Program poin adalah fitur yang paling sering diminta dan paling jarang dipikirkan matang. Semua toko ingin punya “member point kayak minimarket” — sedikit yang bertanya dulu: masalah apa yang sedang saya selesaikan? Artikel ini membantu menjawabnya jujur, termasuk kemungkinan jawabannya: belum perlu.
Apa yang sebenarnya dilakukan poin
Poin adalah janji diskon yang ditunda: pelanggan mengumpulkan nilai kecil dari tiap transaksi, menukarnya di kunjungan berikutnya. Kata kuncinya berikutnya — di situlah seluruh nilai strategisnya. Diskon biasa membayar transaksi yang sudah pasti terjadi; poin membayar kepulangan yang belum pasti. Dia alat retensi, bukan alat penjualan.
Konsekuensinya langsung terlihat: poin hanya masuk akal untuk bisnis yang pelanggannya mungkin kembali dalam rentang wajar. Dan di sinilah toko servis harus berpikir dua kali.
Kapan poin BERGUNA untuk toko servis
- Toko dengan penjualan rutin — aksesoris, sparepart eceran, barang harian. Pembeli tempered glass bulan ini realistis kembali beli charger bulan depan; siklusnya cukup pendek untuk poin terasa hidup.
- Bengkel dengan pekerjaan yang memang berulang — ganti oli dan servis berkala punya siklus beberapa bulan, bukan beberapa tahun.
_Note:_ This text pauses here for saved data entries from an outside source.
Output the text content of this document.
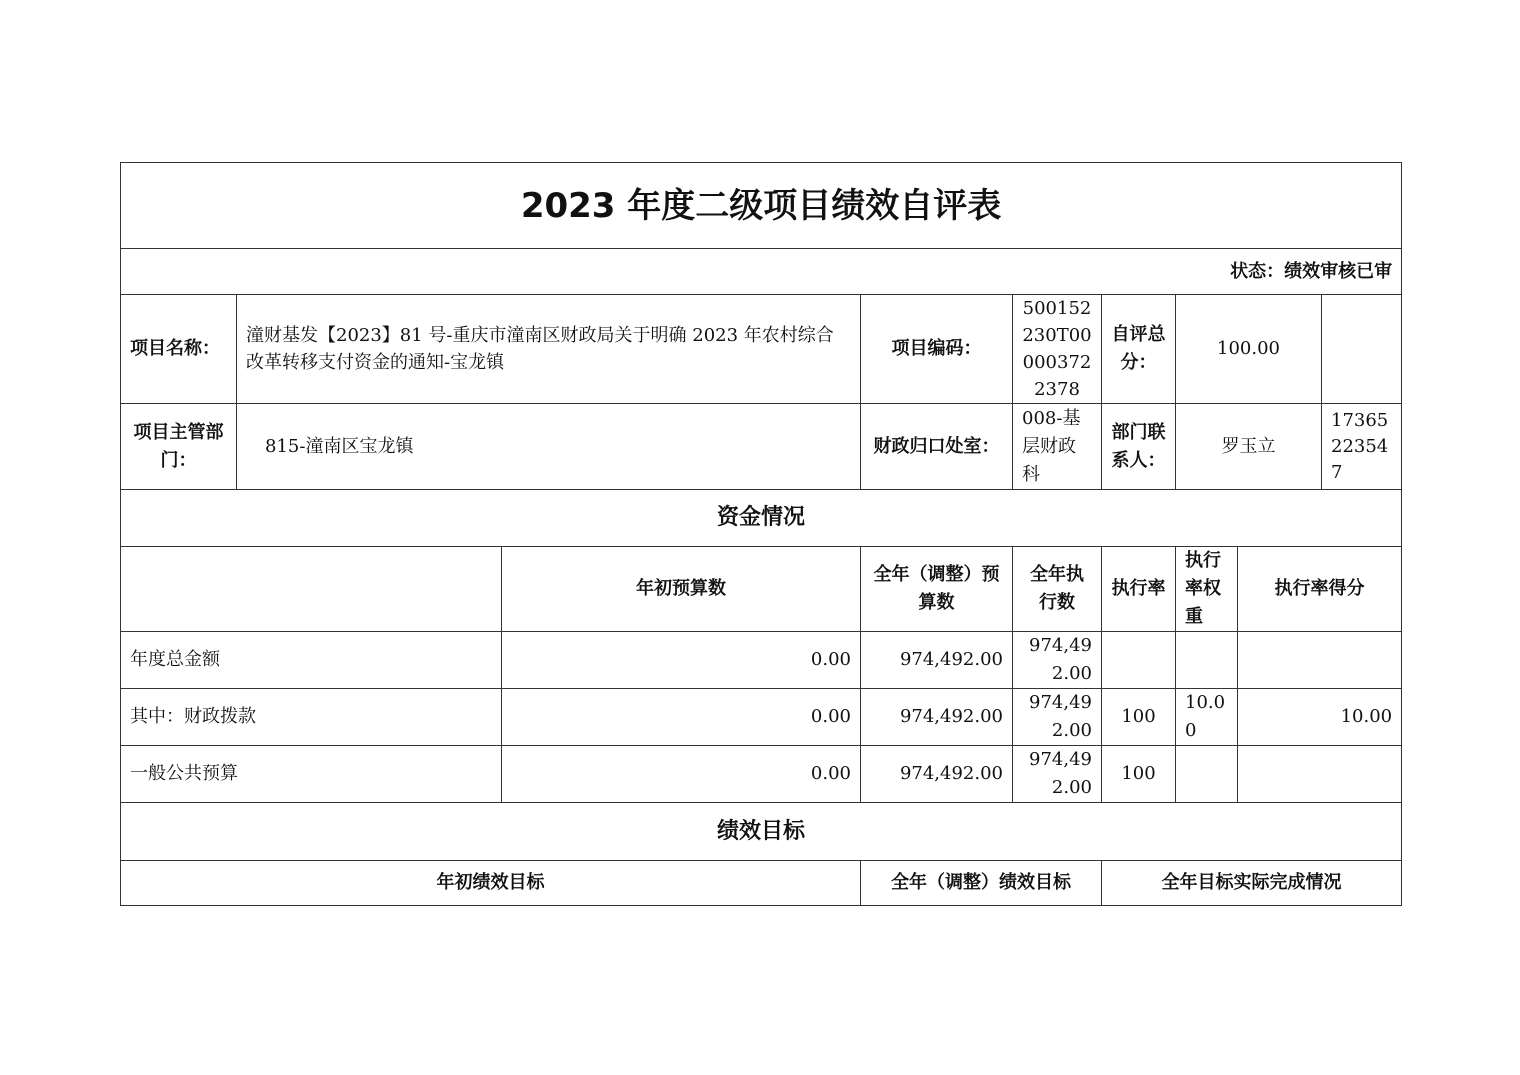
2023 年度二级项目绩效自评表								
状态：绩效审核已审								
项目名称：	潼财基发【2023】81 号-重庆市潼南区财政局关于明确 2023 年农村综合改革转移支付资金的通知-宝龙镇		项目编码：	500152230T000003722378	自评总分：	100.00		
项目主管部门：	815-潼南区宝龙镇		财政归口处室：	008-基层财政科	部门联系人：	罗玉立		17365223547
资金情况								
		年初预算数	全年（调整）预算数	全年执行数	执行率	执行率权重	执行率得分	
年度总金额		0.00	974,492.00	974,492.00				
其中：财政拨款		0.00	974,492.00	974,492.00	100	10.00	10.00	
一般公共预算		0.00	974,492.00	974,492.00	100			
绩效目标								
年初绩效目标			全年（调整）绩效目标		全年目标实际完成情况			
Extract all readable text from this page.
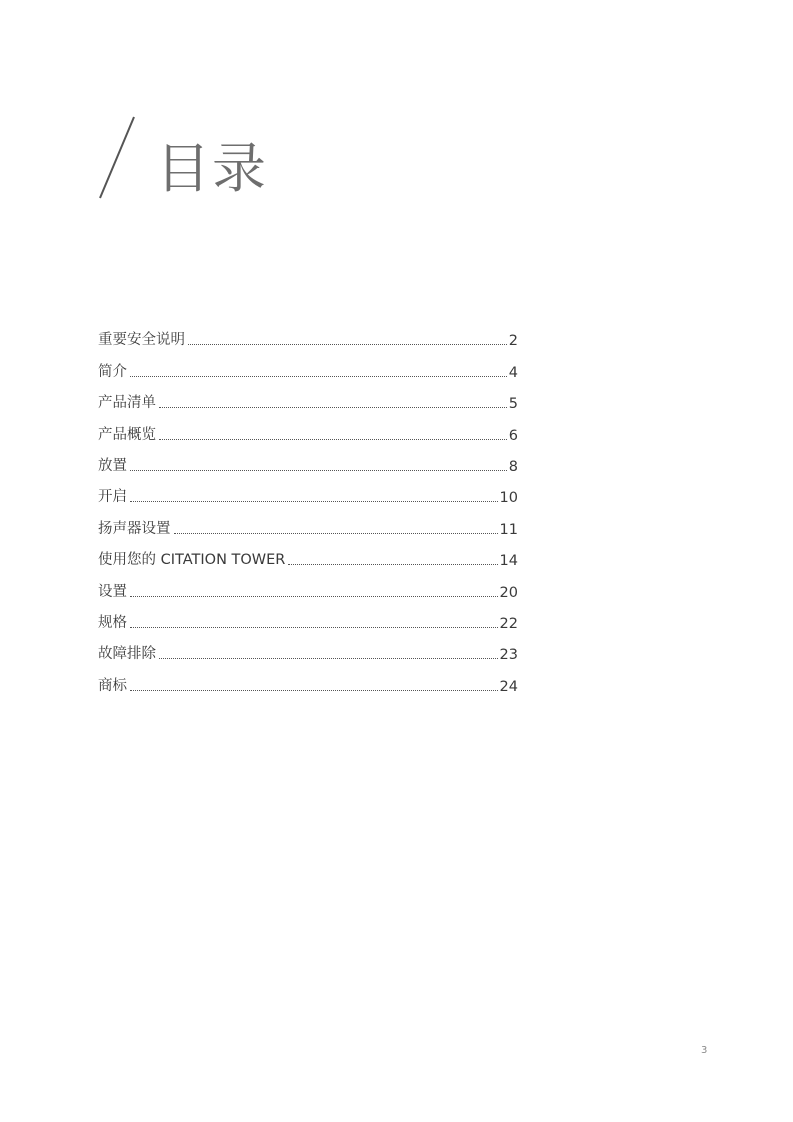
目录
重要安全说明	2
简介	4
产品清单	5
产品概览	6
放置	8
开启	10
扬声器设置	11
使用您的 CITATION TOWER	14
设置	20
规格	22
故障排除	23
商标	24
3
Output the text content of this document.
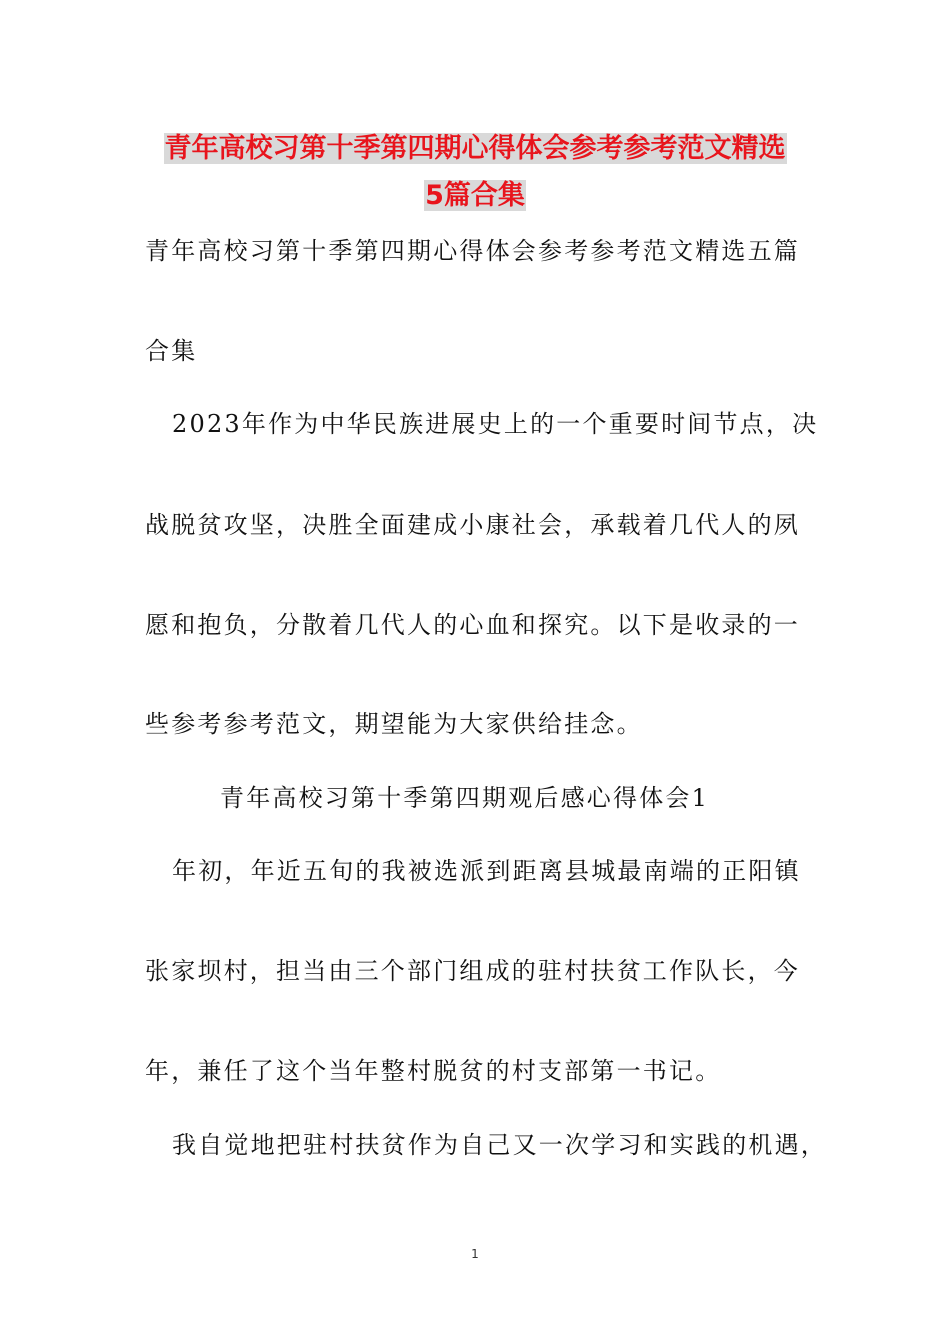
青年高校习第十季第四期心得体会参考参考范文精选
5篇合集
青年高校习第十季第四期心得体会参考参考范文精选五篇
合集
2023年作为中华民族进展史上的一个重要时间节点，决
战脱贫攻坚，决胜全面建成小康社会，承载着几代人的夙
愿和抱负，分散着几代人的心血和探究。以下是收录的一
些参考参考范文，期望能为大家供给挂念。
青年高校习第十季第四期观后感心得体会1
年初，年近五旬的我被选派到距离县城最南端的正阳镇
张家坝村，担当由三个部门组成的驻村扶贫工作队长，今
年，兼任了这个当年整村脱贫的村支部第一书记。
我自觉地把驻村扶贫作为自己又一次学习和实践的机遇，
1
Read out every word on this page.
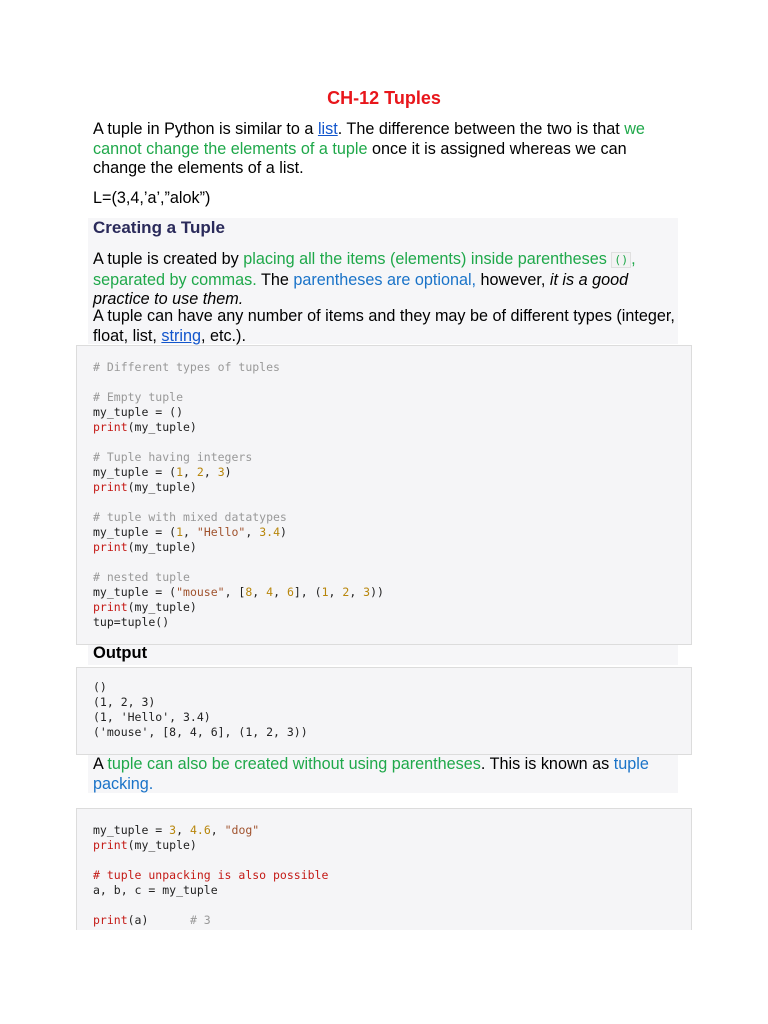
CH-12 Tuples

A tuple in Python is similar to a list. The difference between the two is that we cannot change the elements of a tuple once it is assigned whereas we can change the elements of a list.

L=(3,4,’a’,”alok”)

Creating a Tuple

A tuple is created by placing all the items (elements) inside parentheses () , separated by commas. The parentheses are optional, however, it is a good practice to use them.

A tuple can have any number of items and they may be of different types (integer, float, list, string, etc.).

# Different types of tuples

# Empty tuple
my_tuple = ()
print(my_tuple)

# Tuple having integers
my_tuple = (1, 2, 3)
print(my_tuple)

# tuple with mixed datatypes
my_tuple = (1, "Hello", 3.4)
print(my_tuple)

# nested tuple
my_tuple = ("mouse", [8, 4, 6], (1, 2, 3))
print(my_tuple)
tup=tuple()
Output
()
(1, 2, 3)
(1, 'Hello', 3.4)
('mouse', [8, 4, 6], (1, 2, 3))

A tuple can also be created without using parentheses. This is known as tuple packing.

my_tuple = 3, 4.6, "dog"
print(my_tuple)

# tuple unpacking is also possible
a, b, c = my_tuple

print(a)	# 3
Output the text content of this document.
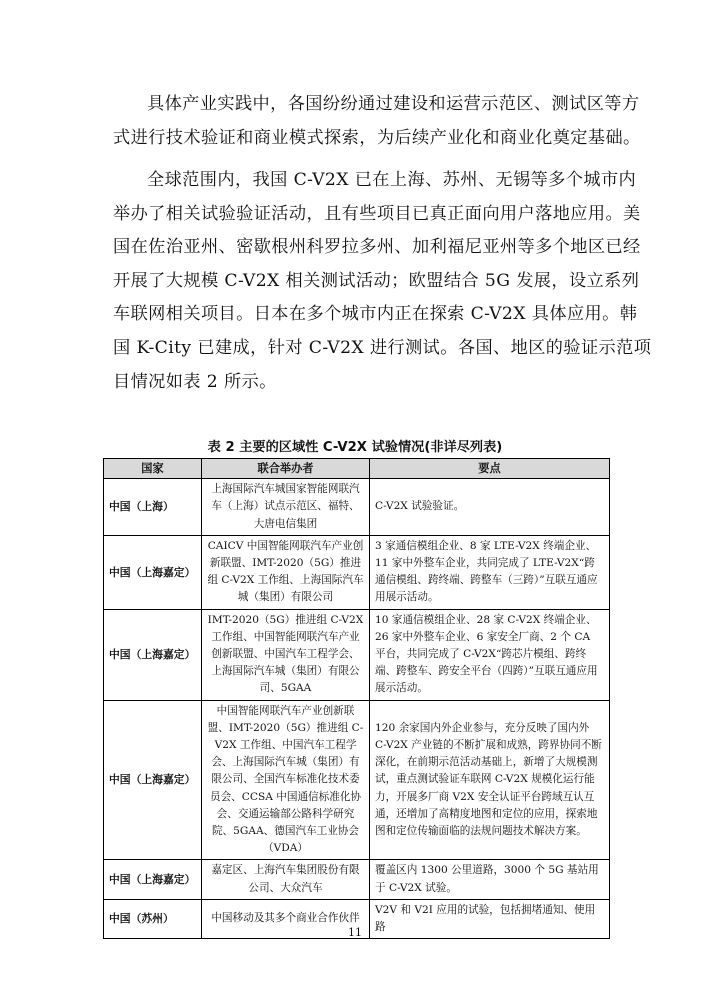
具体产业实践中，各国纷纷通过建设和运营示范区、测试区等方
式进行技术验证和商业模式探索，为后续产业化和商业化奠定基础。

全球范围内，我国 C-V2X 已在上海、苏州、无锡等多个城市内
举办了相关试验验证活动，且有些项目已真正面向用户落地应用。美
国在佐治亚州、密歇根州科罗拉多州、加利福尼亚州等多个地区已经
开展了大规模 C-V2X 相关测试活动；欧盟结合 5G 发展，设立系列
车联网相关项目。日本在多个城市内正在探索 C-V2X 具体应用。韩
国 K-City 已建成，针对 C-V2X 进行测试。各国、地区的验证示范项
目情况如表 2 所示。

表 2 主要的区域性 C-V2X 试验情况(非详尽列表)
国家	联合举办者	要点
中国（上海）	上海国际汽车城国家智能网联汽车（上海）试点示范区、福特、大唐电信集团	C-V2X 试验验证。
中国（上海嘉定）	CAICV 中国智能网联汽车产业创新联盟、IMT-2020（5G）推进组 C-V2X 工作组、上海国际汽车城（集团）有限公司	3 家通信模组企业、8 家 LTE-V2X 终端企业、11 家中外整车企业，共同完成了 LTE-V2X“跨通信模组、跨终端、跨整车（三跨）”互联互通应用展示活动。
中国（上海嘉定）	IMT-2020（5G）推进组 C-V2X 工作组、中国智能网联汽车产业创新联盟、中国汽车工程学会、上海国际汽车城（集团）有限公司、5GAA	10 家通信模组企业、28 家 C-V2X 终端企业、26 家中外整车企业、6 家安全厂商、2 个 CA 平台，共同完成了 C-V2X“跨芯片模组、跨终端、跨整车、跨安全平台（四跨）”互联互通应用展示活动。
中国（上海嘉定）	中国智能网联汽车产业创新联盟、IMT-2020（5G）推进组 C-V2X 工作组、中国汽车工程学会、上海国际汽车城（集团）有限公司、全国汽车标准化技术委员会、CCSA 中国通信标准化协会、交通运输部公路科学研究院、5GAA、德国汽车工业协会（VDA）	120 余家国内外企业参与，充分反映了国内外 C-V2X 产业链的不断扩展和成熟，跨界协同不断深化，在前期示范活动基础上，新增了大规模测试，重点测试验证车联网 C-V2X 规模化运行能力，开展多厂商 V2X 安全认证平台跨域互认互通，还增加了高精度地图和定位的应用，探索地图和定位传输面临的法规问题技术解决方案。
中国（上海嘉定）	嘉定区、上海汽车集团股份有限公司、大众汽车	覆盖区内 1300 公里道路，3000 个 5G 基站用于 C-V2X 试验。
中国（苏州）	中国移动及其多个商业合作伙伴	V2V 和 V2I 应用的试验，包括拥堵通知、使用路
11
Pelanggan yang kembali tiga-empat kali setahun adalah pola paling ideal untuk poin: cukup sering untuk terasa, cukup bernilai untuk dikumpulkan.
- Toko dengan basis pelanggan tetap — konter langganan komunitas/instansi yang orangnya itu-itu lagi. Poin menjadi pengakuan resmi atas kesetiaan yang memang sudah ada.
- Sebagai pengganti diskon nego. Kasir yang biasa memberi “diskon sungkan” bisa dialihkan: “harganya tetap, tapi poinnya nanti bisa dipakai” — margin hari ini selamat, dan pelanggan tetap merasa dihargai.
Kapan poin BERLEBIHAN
- Servis besar yang jarang terulang. Ganti LCD itu 1–2 kali setahun per orang; poin dari transaksi Januari sudah dilupakan (atau hangus) sebelum kebutuhan berikutnya datang. Untuk pola ini, garansi yang dijaga dan pelayanan yang rapi jauh lebih mengikat daripada poin.
- Saat dasar tokonya belum beres. Poin di atas pencatatan berantakan hanya menambah satu angka lagi yang tidak bisa dipercaya. Kepercayaan dulu, gimmick kemudian.
- Saat dibuat asal-asalan. Poin tanpa aturan nilai yang dihitung adalah utang diskon yang menumpuk diam-diam — lihat bagian berikut.
Tiga aturan supaya poin tetap sehat
1. Hitung nilainya seperti biaya. Tentukan berapa rupiah nilai tukar tiap poin dan berapa poin lahir per rupiah transaksi — lalu hitung: total poin beredar × nilai tukar = kewajiban diskon yang sedang Anda cicil. Contoh (ilustrasi): poin senilai 1% dari transaksi berarti program Anda berbiaya maksimal 1% omzet — angka yang bisa dipertanggungjawabkan di laba rugi.
2. Beri masa berlaku. Poin abadi menumpuk jadi kewajiban abadi. Masa berlaku (di Automan bisa diatur pada aturan perolehan poinnya — mis. hangus setelah setahun) membuat program mendorong kepulangan, bukan menimbun. Poin yang hangus pun tercatat — bukan menguap tanpa jejak.
3. Tukarnya di transaksi, bukan di catatan sampingan. Penukaran poin harus memotong tagihan lewat sistem — supaya saldo poin, nilai diskon, dan margin transaksi semuanya jujur. Poin yang dicatat di buku terpisah akan bernasib sama dengan semua catatan terpisah: tidak pernah cocok.
Keputusannya
Tanyakan dua hal: apakah pelanggan saya realistis kembali dalam 1–3 bulan (kalau tidak — poin bukan alatnya), dan apakah saya sanggup menetapkan aturan nilai + masa berlaku lalu menaatinya (kalau tidak — poin akan jadi utang tak berbentuk). Dua jawaban “ya” = jalankan, mulai kecil, ukur seperti promo lainnya. Ada jawaban “tidak” = tunda tanpa rasa bersalah; alat-alat retensi lain di fitur akuisisi pelanggan menunggu di kebutuhan yang lebih pas.